Reproduzco brevemente el encabezado del documento, ratificado por uno posterior de 2015, en sintonía ideológica con el Foro de San Pablo, porque es ilustrativo del pensamiento que lo sustenta. Dice así: “Nosotros y nosotras, los más de 500 representantes de más de 80 países, de organizaciones de campesinos y campesinas, agricultores familiares, pescadores tradicionales, pueblos indígenas, pueblos sin tierra, trabajadores rurales, migrantes, pastores, comunidades forestales, mujeres, niños, juventud, consumidores, movimientos ecologistas, y urbanos, nos hemos reunido en el pueblo de Nyéléni en Selingue, Malí, para fortalecer el movimiento global para la soberanía alimentaria. Lo estamos haciendo, ladrillo por ladrillo, viviendo en cabañas construidas a mano según la tradición local y comiendo alimentos siendo producidos y preparados por la comunidad de Selingue ... Hemos dado a nuestro trabajo el nombre de ‘Nyéléni’, como homenaje, inspirados en la legendaria campesina maliense que cultivó y alimentó a su gente.”
En 2015, el Foro Internacional sobre Agroecología y Semillas Campesinas, agregó: “Las soluciones reales a las crisis del clima, de la malnutrición, etc., no pasan por conformarnos con el modelo industrial. Debemos transformarlo y construir nuestros propios sistemas alimentarios locales que crean nuevos vínculos urbanos y rurales basados en la producción alimentaria genuinamente agroecológica por parte de los campesinos, pescadores artesanales, pastoralistas, pueblos indígenas, agricultores urbanos, etc...”. En estas fuentes, que plantean algunas cuestiones dignas de análisis, abrevan Grabois y compañía.

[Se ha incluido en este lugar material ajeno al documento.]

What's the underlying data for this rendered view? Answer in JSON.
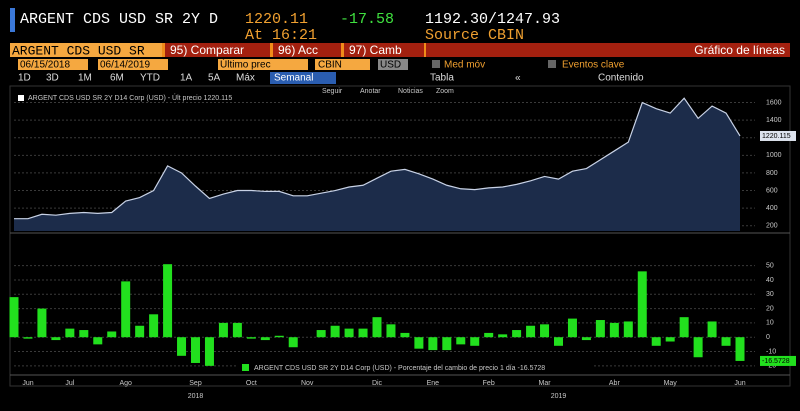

Este resumen alcanza para entender lo que late debajo del concepto de “seguridad alimentaria”, comprensible en la terrible realidad del África subsahariana, pero inentendible en las mentes de quienes habitan una de las cinco llanuras más fértiles y extensas del planeta, máxime cuando la población mundial supera hoy los 7.600 millones de habitantes que necesitan alimentarse.